A general rule should be: if you can’t automate it, don’t use it! But, if there really is no choice but to use a service or tool that is not automatable, then ensure that these are reviewed regularly, as services and tools often evolve to allow automation where it was not previously possible
7. Build a test landing zone
Your landing zone is a critical piece of infrastructure and needs to be tested the same as any other mission-critical IT component.
The landing zone extends its security and compliance baseline to all accounts. So, your test landing zone should build accounts that are representative of those in your production landing zone.
Perform regular build/destroy lifecycles on the test landing zone. Doing so will expose any broken dependencies that may have been introduced during enhancement, extension and fixing.
8. Track, measure and demonstrate your security and compliance framework
Regulated businesses have to be able to demonstrate and report on specific security and compliance controls both to internal and external audiences. The key to success here is to make the controls you have in place as transparent and accessible as possible.

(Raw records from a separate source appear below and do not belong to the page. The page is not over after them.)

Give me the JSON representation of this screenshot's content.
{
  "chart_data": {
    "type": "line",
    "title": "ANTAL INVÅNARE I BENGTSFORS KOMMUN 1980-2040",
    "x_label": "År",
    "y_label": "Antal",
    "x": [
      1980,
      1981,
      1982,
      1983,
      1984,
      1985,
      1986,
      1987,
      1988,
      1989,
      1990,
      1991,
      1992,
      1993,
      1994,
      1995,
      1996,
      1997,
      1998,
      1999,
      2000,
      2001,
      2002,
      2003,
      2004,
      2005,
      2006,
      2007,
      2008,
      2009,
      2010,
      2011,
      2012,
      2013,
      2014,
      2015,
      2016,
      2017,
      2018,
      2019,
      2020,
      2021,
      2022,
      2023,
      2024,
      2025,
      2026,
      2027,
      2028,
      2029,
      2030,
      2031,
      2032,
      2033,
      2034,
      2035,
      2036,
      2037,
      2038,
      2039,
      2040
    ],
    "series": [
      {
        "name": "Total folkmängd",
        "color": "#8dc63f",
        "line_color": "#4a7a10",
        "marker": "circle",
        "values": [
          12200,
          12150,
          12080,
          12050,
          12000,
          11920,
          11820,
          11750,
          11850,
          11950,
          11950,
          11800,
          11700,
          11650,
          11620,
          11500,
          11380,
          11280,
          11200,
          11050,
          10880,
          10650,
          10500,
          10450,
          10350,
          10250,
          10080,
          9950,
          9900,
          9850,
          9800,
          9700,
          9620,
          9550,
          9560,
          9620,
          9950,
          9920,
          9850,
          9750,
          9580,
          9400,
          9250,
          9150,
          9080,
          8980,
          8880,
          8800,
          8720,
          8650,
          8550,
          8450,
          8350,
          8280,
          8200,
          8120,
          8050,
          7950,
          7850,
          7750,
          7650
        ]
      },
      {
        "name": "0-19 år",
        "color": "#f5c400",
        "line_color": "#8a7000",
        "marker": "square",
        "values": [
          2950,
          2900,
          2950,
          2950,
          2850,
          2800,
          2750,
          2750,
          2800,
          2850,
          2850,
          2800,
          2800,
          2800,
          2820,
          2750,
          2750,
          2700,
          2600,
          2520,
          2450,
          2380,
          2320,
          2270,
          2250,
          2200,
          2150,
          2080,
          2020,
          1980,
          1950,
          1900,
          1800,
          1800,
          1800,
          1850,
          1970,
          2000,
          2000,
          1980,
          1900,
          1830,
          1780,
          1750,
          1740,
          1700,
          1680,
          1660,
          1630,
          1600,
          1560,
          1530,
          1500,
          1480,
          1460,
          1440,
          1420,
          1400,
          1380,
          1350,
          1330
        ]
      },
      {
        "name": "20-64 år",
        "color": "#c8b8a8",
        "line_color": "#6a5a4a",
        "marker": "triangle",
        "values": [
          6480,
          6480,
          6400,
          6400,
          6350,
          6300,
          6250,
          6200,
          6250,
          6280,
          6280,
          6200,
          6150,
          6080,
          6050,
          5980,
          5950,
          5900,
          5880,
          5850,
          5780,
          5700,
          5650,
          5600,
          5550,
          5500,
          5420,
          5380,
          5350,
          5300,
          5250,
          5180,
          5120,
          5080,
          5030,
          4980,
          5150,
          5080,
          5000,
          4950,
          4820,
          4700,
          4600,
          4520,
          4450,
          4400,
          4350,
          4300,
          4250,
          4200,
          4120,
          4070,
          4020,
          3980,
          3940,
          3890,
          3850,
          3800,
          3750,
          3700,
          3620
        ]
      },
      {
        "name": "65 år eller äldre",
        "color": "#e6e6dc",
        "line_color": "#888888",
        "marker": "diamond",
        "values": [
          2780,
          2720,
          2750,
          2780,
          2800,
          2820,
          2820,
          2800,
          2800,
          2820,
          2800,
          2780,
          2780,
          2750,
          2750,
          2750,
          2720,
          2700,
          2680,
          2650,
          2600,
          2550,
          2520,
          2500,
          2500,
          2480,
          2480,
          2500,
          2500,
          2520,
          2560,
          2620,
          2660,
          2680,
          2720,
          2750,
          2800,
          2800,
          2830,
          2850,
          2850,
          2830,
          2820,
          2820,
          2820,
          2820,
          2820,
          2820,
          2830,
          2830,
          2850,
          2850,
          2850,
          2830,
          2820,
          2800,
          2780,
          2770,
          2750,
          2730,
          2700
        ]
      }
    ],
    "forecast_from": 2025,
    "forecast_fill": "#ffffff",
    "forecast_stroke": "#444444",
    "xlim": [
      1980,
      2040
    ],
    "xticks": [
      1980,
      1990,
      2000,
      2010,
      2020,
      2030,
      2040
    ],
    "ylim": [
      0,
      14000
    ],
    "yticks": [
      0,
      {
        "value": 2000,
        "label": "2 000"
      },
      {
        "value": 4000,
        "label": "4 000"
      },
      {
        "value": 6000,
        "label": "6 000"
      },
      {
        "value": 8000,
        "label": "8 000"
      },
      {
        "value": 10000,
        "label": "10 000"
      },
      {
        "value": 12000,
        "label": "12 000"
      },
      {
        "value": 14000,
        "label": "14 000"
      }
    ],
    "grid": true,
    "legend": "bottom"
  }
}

Keep the tracking document as simple and concise as possible, and under regular review and share the compliance documents widely for feedback from across the business
9. Go green and stay green
Keep on the right side of technical debt by immediately dealing with any security and compliance alerts as they arise.
Create a security- and compliance-aware culture. Ensure your teams understand how having a robust and well implemented set of security and compliance rules should be an enabler in driving delivery forward, and deal with issues as they arise.
10. Watch the costs
With metered-cost cloud, you only pay for what you use — but also what’s created and remains unused.
There are three main causes of cost overrun: abandoned or forgotten resources left running; poor data retention management; and incorrectly sized resources.
Design a simple resource tagging policy and enforce its usage for cost reporting; tear down and recreate resources daily to allow resources to be removed out of hours and recreated when required; and regularly review resource utilisation and adjust if appropriate.